Но большая фотография из семейного альбома говорила иное. На фоне роскошного тропического сада с колоннами, беседкой и вязами (разумеется, нарисованного на «заднике», какой имел каждый провинциальный фотограф) — принаряженная, благополучная мещанская семья. Сидят, конечно, старшие мужчины — в бамбуковых креслах дедушка Исаак Григорьевич и отец в «штатском», на бамбуковых же табуреточках — дядя Костя в студенческой тужурке, дядя Миша — в мундире технического училища. За их спинами стоят дядя Женя в гимназическом кителе, тетя Лида. Бабушка Фридерика Наумовна в пышной черной шелковой кофте тоже стоит, опершись на спинку кресла своего супруга и повелителя. Такова была тогдашняя манера сниматься, но все знали, что подлинной хозяйкой дома была как раз бабушка. Между бабушкой и тетей Лидой стоит высокий, тощий, с черным ежиком волос дядя Мика. Так же странно перекошено лицо, и кажется, трудно ему держать голову, хоть ее и подпирает тугой крахмальный воротничок; глухой черный сюртук висит на нем, как на вешалке, рукава как будто пустые, в глазах — никакого озорства, они — спокойные, задумчивые. Есть в них что-то от газели. Это явно очень болезненный юноша — и опять с трудом верится, что он революционер, подпольщик.
А в двадцатых годах, когда он как будто достиг недосягаемых высот, был членом ВЦИК, жил и позже в «Метрополе», внешний его облик был еще гораздо скромнее. Не только сюртука с крахмальным воротником — и пиджака с галстуком никогда на нем не бывало. Видавшая виды кепка (он, как и Ленин, оттягивал ее назад), темная толстовка, летом — косоворотка — вот обычный его костюм.
Этот неизменно больной человек отнюдь не заботился маниакально о своем здоровье. Совсем не был мрачен. Напротив, на редкость обаятелен в своем кругу. Это бывал какой-то фейерверк остроумия, неистощимая изобретательность в играх и маленьких «розыгрышах», которые он очень любил.
Повторяю, я знал его уже «на покое», большей частью — в кругу семьи и вообще родных, очень внимательного к детям. Но это внимание легко переходило в настороженность, такое было время.
— Гриша, Витя учится в меньшевистской школе. (Это при мне — отцу). Вчера он сказал… (не помню уже что).
И мне казалось, что с моим глубоко беспартийным отцом дядя Мика был гораздо ближе, чем с дядями Костей и Женей, с которыми его как будто должно было связывать общее революционное прошлое. Явно недолюбливал он меньшевиков, даже если это были двоюродные братья. И все же, когда только мог, употреблял все оставшееся свое влияние, чтобы хоть как-то смягчить их участь.
В стране шла «культурная революция», и лозунг «Грамотный, обучи неграмотного» был очень популярен. Мне, ученику пятого класса (по теперешнему счету — тогда были группы), доверили организацию кружка ликбеза.
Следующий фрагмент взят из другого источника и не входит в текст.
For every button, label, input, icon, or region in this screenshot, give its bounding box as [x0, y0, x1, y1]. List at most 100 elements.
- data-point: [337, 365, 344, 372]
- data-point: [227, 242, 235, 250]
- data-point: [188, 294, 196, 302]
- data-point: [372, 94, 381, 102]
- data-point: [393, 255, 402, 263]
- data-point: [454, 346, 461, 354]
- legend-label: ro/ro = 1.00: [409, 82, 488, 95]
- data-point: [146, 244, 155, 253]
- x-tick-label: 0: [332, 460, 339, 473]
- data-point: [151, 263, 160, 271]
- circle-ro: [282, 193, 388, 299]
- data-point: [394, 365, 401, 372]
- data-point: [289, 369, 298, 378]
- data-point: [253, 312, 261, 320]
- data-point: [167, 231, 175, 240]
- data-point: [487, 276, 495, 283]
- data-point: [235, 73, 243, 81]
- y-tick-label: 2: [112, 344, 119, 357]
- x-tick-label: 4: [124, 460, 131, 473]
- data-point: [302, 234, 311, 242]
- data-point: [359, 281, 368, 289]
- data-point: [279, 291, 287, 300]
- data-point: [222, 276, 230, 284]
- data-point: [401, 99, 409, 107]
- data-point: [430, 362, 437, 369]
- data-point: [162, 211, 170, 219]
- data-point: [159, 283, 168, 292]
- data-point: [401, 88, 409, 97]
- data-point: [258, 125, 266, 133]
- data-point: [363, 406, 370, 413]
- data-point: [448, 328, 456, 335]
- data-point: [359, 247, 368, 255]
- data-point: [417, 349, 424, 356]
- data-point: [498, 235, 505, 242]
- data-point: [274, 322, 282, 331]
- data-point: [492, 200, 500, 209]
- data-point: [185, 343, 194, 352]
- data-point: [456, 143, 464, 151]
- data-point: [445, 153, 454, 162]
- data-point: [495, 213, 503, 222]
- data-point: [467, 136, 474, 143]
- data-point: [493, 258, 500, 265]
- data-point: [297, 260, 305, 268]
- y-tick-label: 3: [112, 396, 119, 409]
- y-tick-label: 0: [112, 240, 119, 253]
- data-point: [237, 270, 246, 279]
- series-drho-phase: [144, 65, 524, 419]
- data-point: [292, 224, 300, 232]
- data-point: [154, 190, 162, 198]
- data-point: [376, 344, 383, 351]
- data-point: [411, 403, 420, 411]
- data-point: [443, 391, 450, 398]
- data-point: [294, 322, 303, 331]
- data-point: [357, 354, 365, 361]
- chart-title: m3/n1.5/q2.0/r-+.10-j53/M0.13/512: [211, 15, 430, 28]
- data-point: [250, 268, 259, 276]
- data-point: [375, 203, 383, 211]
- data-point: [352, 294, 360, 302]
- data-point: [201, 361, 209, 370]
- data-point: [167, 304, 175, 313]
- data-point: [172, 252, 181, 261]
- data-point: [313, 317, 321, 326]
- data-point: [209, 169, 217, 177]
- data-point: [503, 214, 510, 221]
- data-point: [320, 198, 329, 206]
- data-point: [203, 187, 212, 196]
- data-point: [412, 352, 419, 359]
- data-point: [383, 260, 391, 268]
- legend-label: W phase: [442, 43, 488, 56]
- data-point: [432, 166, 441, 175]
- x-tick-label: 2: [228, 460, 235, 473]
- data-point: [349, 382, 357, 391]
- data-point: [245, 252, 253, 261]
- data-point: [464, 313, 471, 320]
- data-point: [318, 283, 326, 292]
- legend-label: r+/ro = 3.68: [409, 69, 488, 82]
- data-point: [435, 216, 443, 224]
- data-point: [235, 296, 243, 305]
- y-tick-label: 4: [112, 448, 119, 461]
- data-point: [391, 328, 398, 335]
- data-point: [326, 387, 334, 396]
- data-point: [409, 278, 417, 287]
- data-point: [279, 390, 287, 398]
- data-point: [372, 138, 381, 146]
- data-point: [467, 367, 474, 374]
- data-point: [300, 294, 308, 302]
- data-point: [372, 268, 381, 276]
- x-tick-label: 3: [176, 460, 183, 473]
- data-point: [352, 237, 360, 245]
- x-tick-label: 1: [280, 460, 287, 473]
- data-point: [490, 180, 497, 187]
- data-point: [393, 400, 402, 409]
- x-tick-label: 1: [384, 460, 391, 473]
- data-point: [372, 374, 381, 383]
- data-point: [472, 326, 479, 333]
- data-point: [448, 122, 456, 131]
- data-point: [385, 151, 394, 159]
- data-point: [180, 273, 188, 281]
При большой ретивости у меня не было никакого опыта и (как, впрочем, и позже) никакого такта. Как-то я явился агитировать посещать занятия, как теперь помню, очень симпатичную молодую женщину как раз в тот вечер, когда у нее были гости, — и это меня не остановило. В подтрунивании гостей я увидел даже поддержку! Кончилось, конечно, скандалом. Может быть, эта женщина из-за меня так и осталась неграмотной до самой смерти. Когда я рассказал про это посещение дяде Мике, возмущаясь «несознательностью» женщины, он заливисто смеялся, потом объяснил мне всю неправильность моего поведения. И, как я потом узнал, приводил этот пример плохой организации важного дела, которое нельзя поручать детям.
Когда мне год спустя надо было сделать какое-то сообщение из эпохи феодализма, у дяди Мики нашелся, конечно, для меня не только Рожков, но и Вальтер Скотт. Нашлось и время сказать мне несколько поясняющих слов.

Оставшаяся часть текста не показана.